When I met Hubby it was one of those things that you know at the time are going to affect the rest of your life. I was proven correct in that within a few short months. By the time we had known each other for a year we were engaged & had 6 months to plan a wedding. It was a challenge & there were times we both thought about just running away to somewhere new.
After the wedding (which mostly went pretty well) we were immediately thrust back into the harsh light of reality. Not that it wasn’t great but nothing was different other than I had to remember what my last name was. He worked long hours at various construction sites & I searched for a job (I had been laid off 6 weeks before our wedding when the e-business I worked for went belly up). After a month or so I found a job & off I went to the office every other day. I worked part-time for an eyeglass frame company. We sold wholesale to distributors & shops around the globe…and it was stressful at times. Then I’d get home & try to be a housewife. (I’m awful at housewifely duties…I detest cleaning, doing dishes etc. I am always willing to procrastinate until it MUST be done.)

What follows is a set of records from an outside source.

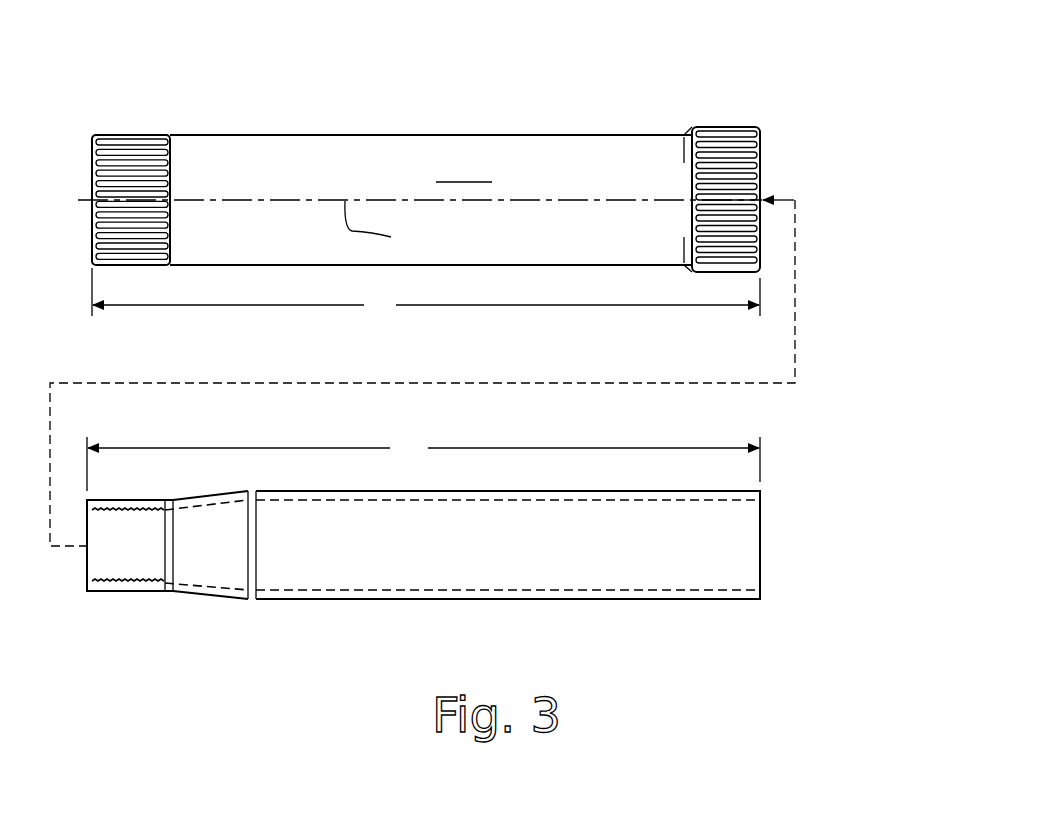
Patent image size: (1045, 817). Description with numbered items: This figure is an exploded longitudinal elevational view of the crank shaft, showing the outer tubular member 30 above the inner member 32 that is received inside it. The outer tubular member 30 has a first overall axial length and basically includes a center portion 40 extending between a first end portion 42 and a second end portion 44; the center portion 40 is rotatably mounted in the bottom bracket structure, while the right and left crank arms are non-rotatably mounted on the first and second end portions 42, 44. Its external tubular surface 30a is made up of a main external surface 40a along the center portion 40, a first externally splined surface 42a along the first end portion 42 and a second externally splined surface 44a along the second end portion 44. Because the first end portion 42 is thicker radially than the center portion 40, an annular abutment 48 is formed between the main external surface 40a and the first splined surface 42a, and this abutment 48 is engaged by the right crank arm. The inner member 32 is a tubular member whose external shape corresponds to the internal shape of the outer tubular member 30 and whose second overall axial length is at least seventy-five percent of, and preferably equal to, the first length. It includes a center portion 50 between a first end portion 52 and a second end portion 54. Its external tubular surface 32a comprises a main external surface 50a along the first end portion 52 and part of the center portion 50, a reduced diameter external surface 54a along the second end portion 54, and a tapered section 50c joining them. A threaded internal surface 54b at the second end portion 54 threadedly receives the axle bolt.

The outer tubular member 30 is at (452, 161).
The external tubular surface 30a is at (464, 168).
The inner member 32 is at (431, 572).
The external tubular surface 32a is at (160, 623).
The center portion 40 is at (431, 151).
The main external surface 40a is at (300, 135).
The first end portion 42 is at (771, 152).
The first externally splined surface 42a is at (737, 163).
The second end portion 44 is at (115, 157).
The second externally splined surface 44a is at (97, 135).
The annular abutment 48 is at (684, 133).
The center portion 50 is at (420, 600).
The main external surface 50a is at (282, 600).
The tapered section 50c is at (193, 596).
The first end portion 52 is at (731, 600).
The second end portion 54 is at (90, 603).
The reduced diameter external surface 54a is at (125, 594).
The threaded internal surface 54b is at (134, 576).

After a couple years we decided to make a big change & move out of the city to northern Minnesota. That little thing threw a whole new spin into our marriage. We went from being together every day to seeing each other only on the weekends. Abe would leave early, early on Monday morning to commute to the Cities & stay there until after work on Friday. Then after a 2 hour drive home I’d finally get to see him. We spent two years with that routine.

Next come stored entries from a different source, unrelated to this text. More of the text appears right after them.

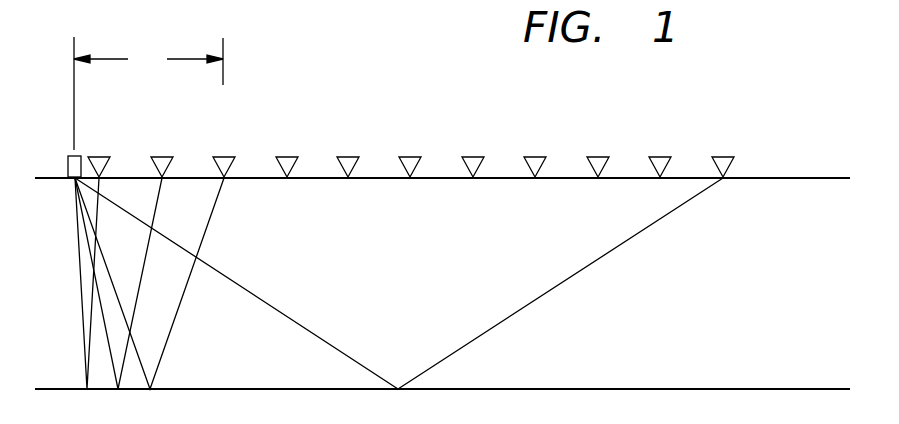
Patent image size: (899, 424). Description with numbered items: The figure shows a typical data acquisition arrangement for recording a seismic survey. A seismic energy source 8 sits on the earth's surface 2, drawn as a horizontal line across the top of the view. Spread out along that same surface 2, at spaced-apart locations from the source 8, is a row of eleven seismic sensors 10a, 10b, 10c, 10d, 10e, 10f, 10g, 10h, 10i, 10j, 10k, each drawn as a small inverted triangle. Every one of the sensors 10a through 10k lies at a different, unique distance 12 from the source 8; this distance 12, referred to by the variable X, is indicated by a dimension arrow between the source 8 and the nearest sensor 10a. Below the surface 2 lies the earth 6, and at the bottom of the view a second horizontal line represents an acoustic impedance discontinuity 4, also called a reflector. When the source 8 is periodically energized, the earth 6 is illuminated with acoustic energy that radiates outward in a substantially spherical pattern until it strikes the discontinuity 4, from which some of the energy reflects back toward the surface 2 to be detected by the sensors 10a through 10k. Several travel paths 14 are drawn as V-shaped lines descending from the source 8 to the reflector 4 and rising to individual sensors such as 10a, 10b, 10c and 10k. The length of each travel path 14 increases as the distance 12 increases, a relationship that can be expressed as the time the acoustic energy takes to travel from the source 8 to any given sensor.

The earth's surface 2 is at (812, 177).
The acoustic impedance discontinuity 4 is at (730, 388).
The earth 6 is at (756, 303).
The seismic energy source 8 is at (68, 157).
The seismic sensor 10a is at (100, 155).
The seismic sensor 10b is at (163, 155).
The seismic sensor 10c is at (225, 155).
The seismic sensor 10d is at (288, 155).
The seismic sensor 10e is at (349, 155).
The seismic sensor 10f is at (411, 155).
The seismic sensor 10g is at (474, 155).
The seismic sensor 10h is at (536, 155).
The seismic sensor 10i is at (599, 155).
The seismic sensor 10j is at (661, 155).
The seismic sensor 10k is at (724, 155).
The distance 12 is at (115, 58).
The travel path 14 is at (263, 300).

Talk about putting strain on a marriage. (Yes I know people do that all the time. That doesn’t make it any less hard on their relationships or on mine.) I would spend all week alone, taking care of the puppies & the house. We both learned to sleep alone…something that was a challenge to overcome some nights when we were together. With my inability to lie in one spot & his talking while kicking and punching it was a free-for-all. Mostly we managed to take it in stride though I was often lonely. Finally we reached the point where the stars aligned & Abe found a job near our home.
Sometimes I wonder how much strain a marriage can take though. After getting a really decent job near our home, I also got a part-time job & things seemed to be heading toward something good. Surprise!! but not so much. Instead after a year Abe was suddenly without a job & no prospects on the horizon. Job opportunities got more & more scarce. He went to work with his dad on their own company while I continued in my office job. We made ends meet for the most part, then I got sick. I pushed on for over a year after my first vicious gallbladder attack.

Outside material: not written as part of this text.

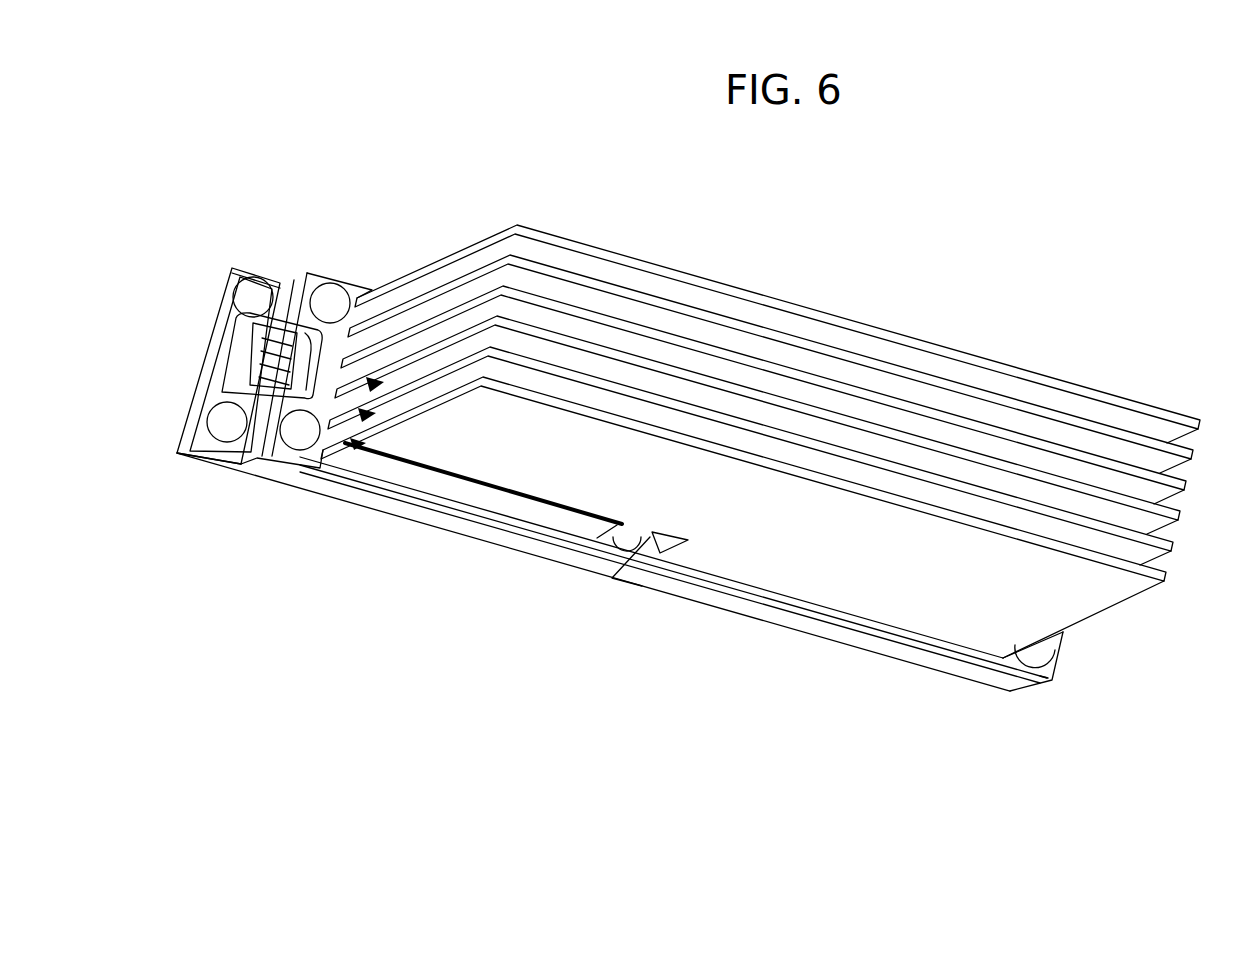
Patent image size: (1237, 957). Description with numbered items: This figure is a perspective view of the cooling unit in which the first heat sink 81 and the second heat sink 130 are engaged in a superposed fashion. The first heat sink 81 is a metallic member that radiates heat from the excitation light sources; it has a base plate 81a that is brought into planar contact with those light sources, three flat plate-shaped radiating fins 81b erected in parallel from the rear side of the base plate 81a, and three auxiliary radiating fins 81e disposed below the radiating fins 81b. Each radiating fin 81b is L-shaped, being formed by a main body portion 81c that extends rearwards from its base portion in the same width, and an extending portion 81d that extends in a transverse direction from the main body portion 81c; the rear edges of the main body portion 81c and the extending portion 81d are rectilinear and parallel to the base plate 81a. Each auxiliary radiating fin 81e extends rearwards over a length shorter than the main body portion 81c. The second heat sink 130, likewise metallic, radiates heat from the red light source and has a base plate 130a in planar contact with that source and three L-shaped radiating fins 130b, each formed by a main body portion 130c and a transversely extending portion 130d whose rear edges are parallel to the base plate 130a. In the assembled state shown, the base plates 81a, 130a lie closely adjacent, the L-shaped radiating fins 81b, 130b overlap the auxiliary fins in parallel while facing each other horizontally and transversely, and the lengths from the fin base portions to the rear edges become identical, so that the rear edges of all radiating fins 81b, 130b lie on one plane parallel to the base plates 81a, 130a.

Then this past August I ended up hospitalized for a week. I had dozens of tests & after 5 days was sent home with some meds for pain. At the same time we were making the decision to move again…this time to a different state. As we began working on that plan I struggled to deal with a work environment that was more than difficult. The stress was palpable everywhere I went. Abe did what he could to help me & encourage me to recover from being so ill.
Then in the midst of finding a place to live, jobs and all we got what is the most amazing, joyful news–we were pregnant. More stress piled on as we processed the idea of becoming parents. Then we moved, I continued to fight different illnesses, Abe interviewed for different jobs & finally found one.
There’s so much strain & stress that we’ve gone through the last few years. Now it seems like there’s more piling up every day. He works long hard hours building houses & I’m dealing with a challenging pregnancy. On top of that I’m battling depression which sucks my ambition & joy right up. It’s all I can do to get out of bed many days. Abe struggles to understand what I’m going through and what his role as “Dad” will be.
I’m not saying that we’re breaking up or that things are awful. Rather there’s this strain…a stretching of our bond that doesn’t seem to have an end. We are more irritable toward each other; less forgiving that the dishwasher isn’t empty or there’s muddy footprints on the floor. Life has inundated us with a lot of the ick & the good is drowning. We push back but are getting tired of it. The strain is starting to tell & while it is just a phase it is a phase that can’t end quickly enough.